Alaska Airlines was forced to suspend flights and cancel numerous others when a massive IT outage knocked the airline’s technical resources offline, prompting a systemwide ground stop for Alaska and regional subsidiary Horizon Air. The carrier said the failure was not related to cybersecurity, but the delay cascaded through its network and threw schedules out of whack as crews and aircraft were left in the wrong place.
What happened during Alaska’s widespread IT outage
The carrier suffered a failure at its main data center, which knocked out crucial operational applications used for flight dispatch, crew assignments and rebooking of customers. With those systems disabled, Alaska instituted another safety-first ground stop which will allow no departures until it reboots its most crucial services. When the ground stop lifted, cascading delays and cancellations prevailed as the network rebooted inconsistently.
- What happened during Alaska’s widespread IT outage
- Scope of the disruption across Alaska’s network
- Passenger options and rights during widespread delays
- Why airline IT failures can ground operations quickly
- Why recovery will take time after a systemwide shutdown
- What to watch next as Alaska restores operations

Scope of the disruption across Alaska’s network
According to data from FlightAware, more than 360 flights were canceled and hundreds of others were delayed, illustrating how swiftly a point of failure could upend an airline’s carefully coordinated network. The worst effects were concentrated at Alaska’s busiest stations — Seattle, Portland, Anchorage, San Francisco and Los Angeles — where flight rotations and crew schedules are most complicated.
Travelers said they encountered hourslong lines at service desks, only to have the app and website again display error messages, and rebookings that later fell through as the schedule shifted. Alaska said it was scrambling to return to normal operation as quickly and safely as possible, though warned that additional disruptions are likely while aircraft and crews are repositioned.
Passenger options and rights during widespread delays
When a flight is canceled, US Department of Transportation regulations require airlines to provide you with a refund if the cancellation occurs under certain circumstances and you choose not to accept an alternative flight.

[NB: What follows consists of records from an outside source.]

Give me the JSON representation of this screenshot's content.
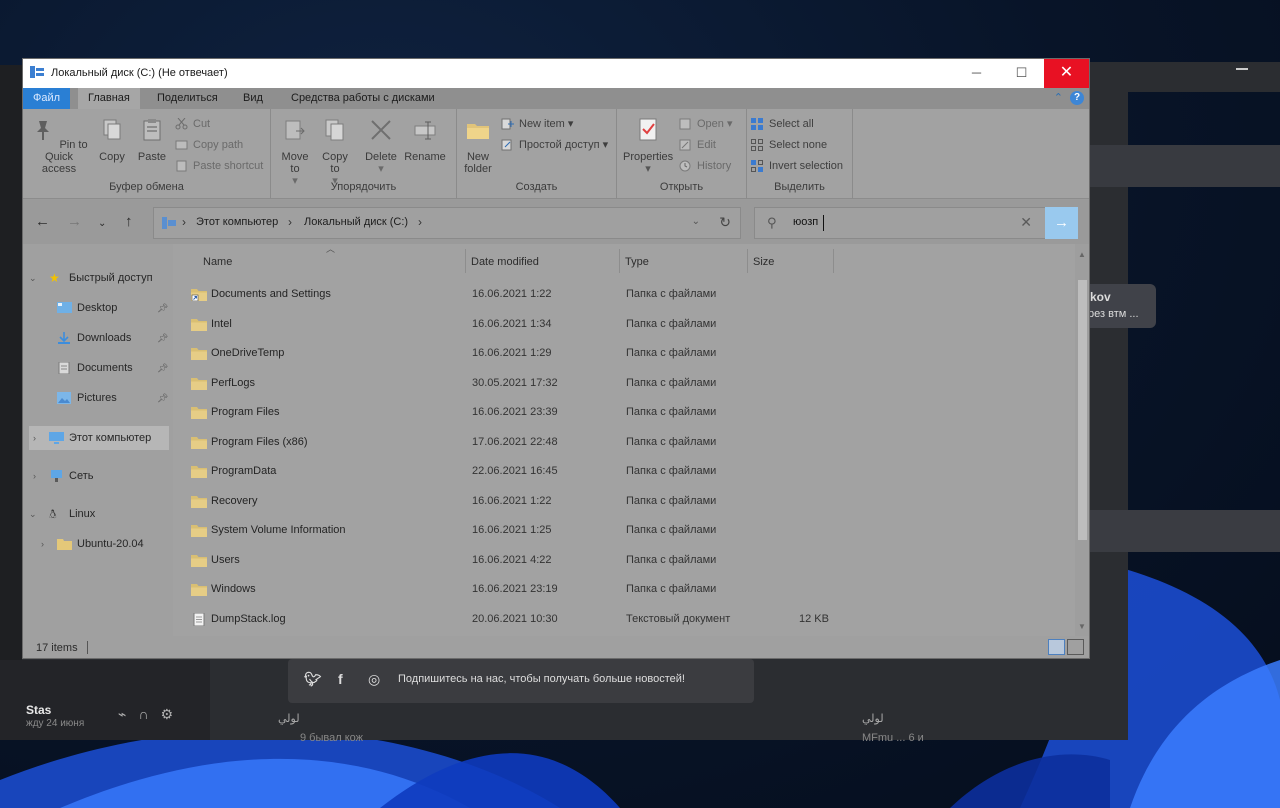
{
  "window": {
    "title": "Локальный диск (C:) (Не отвечает)",
    "controls": {
      "minimize": "─",
      "maximize": "☐",
      "close": "✕"
    }
  },
  "tabs": [
    "Файл",
    "Главная",
    "Поделиться",
    "Вид",
    "Средства работы с дисками"
  ],
  "ribbon": {
    "clipboard": {
      "label": "Буфер обмена",
      "pin": "Pin to Quick access",
      "copy": "Copy",
      "paste": "Paste",
      "cut": "Cut",
      "copy_path": "Copy path",
      "paste_shortcut": "Paste shortcut"
    },
    "organize": {
      "label": "Упорядочить",
      "move_to": "Move to",
      "copy_to": "Copy to",
      "delete": "Delete",
      "rename": "Rename"
    },
    "new": {
      "label": "Создать",
      "new_folder": "New folder",
      "new_item": "New item",
      "easy_access": "Простой доступ"
    },
    "open": {
      "label": "Открыть",
      "properties": "Properties",
      "open": "Open",
      "edit": "Edit",
      "history": "History"
    },
    "select": {
      "label": "Выделить",
      "select_all": "Select all",
      "select_none": "Select none",
      "invert": "Invert selection"
    }
  },
  "address": {
    "crumbs": [
      "Этот компьютер",
      "Локальный диск (C:)"
    ]
  },
  "search": {
    "value": "юозп"
  },
  "nav": {
    "quick_access": "Быстрый доступ",
    "desktop": "Desktop",
    "downloads": "Downloads",
    "documents": "Documents",
    "pictures": "Pictures",
    "this_pc": "Этот компьютер",
    "network": "Сеть",
    "linux": "Linux",
    "ubuntu": "Ubuntu-20.04"
  },
  "columns": {
    "name": "Name",
    "date": "Date modified",
    "type": "Type",
    "size": "Size"
  },
  "files": [
    {
      "name": "Documents and Settings",
      "date": "16.06.2021 1:22",
      "type": "Папка с файлами",
      "size": "",
      "kind": "link-folder"
    },
    {
      "name": "Intel",
      "date": "16.06.2021 1:34",
      "type": "Папка с файлами",
      "size": "",
      "kind": "folder"
    },
    {
      "name": "OneDriveTemp",
      "date": "16.06.2021 1:29",
      "type": "Папка с файлами",
      "size": "",
      "kind": "folder"
    },
    {
      "name": "PerfLogs",
      "date": "30.05.2021 17:32",
      "type": "Папка с файлами",
      "size": "",
      "kind": "folder"
    },
    {
      "name": "Program Files",
      "date": "16.06.2021 23:39",
      "type": "Папка с файлами",
      "size": "",
      "kind": "folder"
    },
    {
      "name": "Program Files (x86)",
      "date": "17.06.2021 22:48",
      "type": "Папка с файлами",
      "size": "",
      "kind": "folder"
    },
    {
      "name": "ProgramData",
      "date": "22.06.2021 16:45",
      "type": "Папка с файлами",
      "size": "",
      "kind": "folder"
    },
    {
      "name": "Recovery",
      "date": "16.06.2021 1:22",
      "type": "Папка с файлами",
      "size": "",
      "kind": "folder"
    },
    {
      "name": "System Volume Information",
      "date": "16.06.2021 1:25",
      "type": "Папка с файлами",
      "size": "",
      "kind": "folder"
    },
    {
      "name": "Users",
      "date": "16.06.2021 4:22",
      "type": "Папка с файлами",
      "size": "",
      "kind": "folder"
    },
    {
      "name": "Windows",
      "date": "16.06.2021 23:19",
      "type": "Папка с файлами",
      "size": "",
      "kind": "folder"
    },
    {
      "name": "DumpStack.log",
      "date": "20.06.2021 10:30",
      "type": "Текстовый документ",
      "size": "12 KB",
      "kind": "file"
    }
  ],
  "status": {
    "count": "17 items"
  },
  "background": {
    "card_name": "kov",
    "card_sub": "рез втм ...",
    "user_name": "Stas",
    "user_sub": "жду 24 июня",
    "social_text": "Подпишитесь на нас, чтобы получать больше новостей!",
    "chat_name_1": "لولي",
    "chat_text_1": "9 бывал кож",
    "chat_name_2": "لولي",
    "chat_text_2": "MFmu ... 6 и"
  },
  "colors": {
    "accent": "#2a7fd4",
    "folder": "#dcc27a",
    "close_red": "#e81123",
    "search_go": "#99c9ee"
  }
}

Federal rules also require airlines flying from or within the United States (including overseas territories) to provide passengers who are bumped because their flights were oversold compensation in the form of cash or check for use on future trips. That includes ancillary fees such as those for checked bags and seat selection related to the canceled flight. Alaska is also permitting customers to rebook: availability may be limited, however, as the airline works to rebuild its schedule.

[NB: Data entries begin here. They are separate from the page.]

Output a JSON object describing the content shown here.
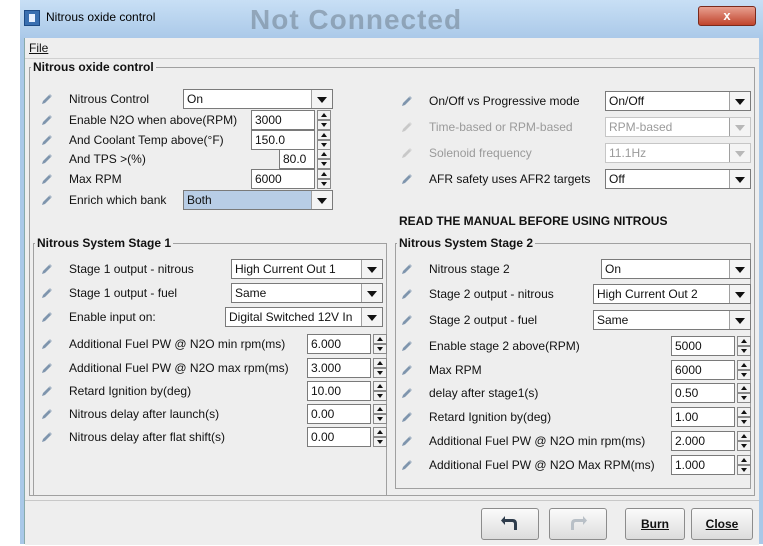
{
  "window": {
    "title": "Nitrous oxide control",
    "ghost_title": "Not Connected",
    "close_glyph": "x"
  },
  "menu": {
    "file": "File"
  },
  "main_group": {
    "title": "Nitrous oxide control"
  },
  "left_fields": [
    {
      "label": "Nitrous Control",
      "kind": "combo",
      "value": "On"
    },
    {
      "label": "Enable N2O when above(RPM)",
      "kind": "spin",
      "value": "3000"
    },
    {
      "label": "And Coolant Temp above(°F)",
      "kind": "spin",
      "value": "150.0"
    },
    {
      "label": "And TPS >(%)",
      "kind": "spin",
      "value": "80.0"
    },
    {
      "label": "Max RPM",
      "kind": "spin",
      "value": "6000"
    },
    {
      "label": "Enrich which bank",
      "kind": "combo",
      "value": "Both"
    }
  ],
  "right_fields": [
    {
      "label": "On/Off vs Progressive mode",
      "kind": "combo",
      "value": "On/Off",
      "enabled": true
    },
    {
      "label": "Time-based or RPM-based",
      "kind": "combo",
      "value": "RPM-based",
      "enabled": false
    },
    {
      "label": "Solenoid frequency",
      "kind": "combo",
      "value": "11.1Hz",
      "enabled": false
    },
    {
      "label": "AFR safety uses AFR2 targets",
      "kind": "combo",
      "value": "Off",
      "enabled": true
    }
  ],
  "warning": "READ THE MANUAL BEFORE USING NITROUS",
  "stage1": {
    "title": "Nitrous System Stage 1",
    "fields": [
      {
        "label": "Stage 1 output - nitrous",
        "kind": "combo",
        "value": "High Current Out 1"
      },
      {
        "label": "Stage 1 output - fuel",
        "kind": "combo",
        "value": "Same"
      },
      {
        "label": "Enable input on:",
        "kind": "combo",
        "value": "Digital Switched 12V In"
      },
      {
        "label": "Additional Fuel PW @ N2O min rpm(ms)",
        "kind": "spin",
        "value": "6.000"
      },
      {
        "label": "Additional Fuel PW @ N2O max rpm(ms)",
        "kind": "spin",
        "value": "3.000"
      },
      {
        "label": "Retard Ignition by(deg)",
        "kind": "spin",
        "value": "10.00"
      },
      {
        "label": "Nitrous delay after launch(s)",
        "kind": "spin",
        "value": "0.00"
      },
      {
        "label": "Nitrous delay after flat shift(s)",
        "kind": "spin",
        "value": "0.00"
      }
    ]
  },
  "stage2": {
    "title": "Nitrous System Stage 2",
    "fields": [
      {
        "label": "Nitrous stage 2",
        "kind": "combo",
        "value": "On"
      },
      {
        "label": "Stage 2 output - nitrous",
        "kind": "combo",
        "value": "High Current Out 2"
      },
      {
        "label": "Stage 2 output - fuel",
        "kind": "combo",
        "value": "Same"
      },
      {
        "label": "Enable stage 2 above(RPM)",
        "kind": "spin",
        "value": "5000"
      },
      {
        "label": "Max RPM",
        "kind": "spin",
        "value": "6000"
      },
      {
        "label": "delay after stage1(s)",
        "kind": "spin",
        "value": "0.50"
      },
      {
        "label": "Retard Ignition by(deg)",
        "kind": "spin",
        "value": "1.00"
      },
      {
        "label": "Additional Fuel PW @ N2O min rpm(ms)",
        "kind": "spin",
        "value": "2.000"
      },
      {
        "label": "Additional Fuel PW @ N2O Max RPM(ms)",
        "kind": "spin",
        "value": "1.000"
      }
    ]
  },
  "footer": {
    "undo_icon": "undo-icon",
    "redo_icon": "redo-icon",
    "burn": "Burn",
    "close": "Close"
  },
  "colors": {
    "title_bar": "#a9c8e8",
    "panel": "#eeeeee",
    "selected_combo": "#b8cde6"
  }
}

According to commitments posted on the DOT’s customer service dashboard, Alaska offers meal vouchers for lengthy controllable delays and will cover hotel costs when passengers are stranded overnight as a result of the airline’s doing. Travelers should inquire with agents about those policies and retain all receipts. For those using a credit card offering trip protection, call its issuer soon after to offset any incidental out-of-pocket expenses.
Why airline IT failures can ground operations quickly
The modern airline operation relies on a web of interlocking systems including flight planning, weather, crew scheduling, maintenance, gate management and customer tools. A failure in a single system can cause carriers to ground departures not because planes are unsafe, but because dispatch and crew legality checks can’t be made. (Uptime Institute global outage studies indicate 60% of IT incidents have a financial loss of at least $100,000.) However, the aviation industry is singled out as one where there are real-time dependencies and safety requirements.

There have been other such flashpoints across carriers in recent years, from software configuration errors to data center failures. Although airlines have added redundancy and cloud backups, legacy applications, complex integrations and dependencies on vendors still create choke points that can be tough to eliminate completely.
Why recovery will take time after a systemwide shutdown
Restarting an airline after a systemwide shutdown is not as easy as flipping a switch. Planes and crews find themselves stranded in the wrong cities, crew duty-time limits limit how long staff can work before they must rest. The operational solution is a rolling series of schedule changes, ferry flights to move planes into place and new crews to reset rotations — all while finding a way for the people displaced by these plans.
With travelers who haven’t left yet, the most pragmatic measures include checking the airline’s app for up-to-the-minute updates, confirming rebooking covers any checked bags and seat assignments and considering alternate airports nearby where inventory might open more quickly. And if travel is no longer possible, ask for a refund instead of a voucher so you still have flexibility.
What to watch next as Alaska restores operations
Alaska said investigators are focused on the data center failure and adding redundancy to prevent repeats of such incidents. Multi-redundant hardware at the airline’s data centers caused a separate disruption, which the carrier blamed for that one, in a lesson on how layered safeguards can fail. Regulators and consumer advocates are sure to cast an eye on what led to the outage, and whether promises to take care of passengers in the midst of the disruption were upheld.
As operations improve in the days ahead, the metrics to watch will be schedule normalization for hub airports as well as same-day reaccommodations and baggage delivery for those that were disrupted. For an airline that is generally reliable, how well it handles this recovery — and the transparency it offers along the way — will matter as much as whatever went wrong to begin with.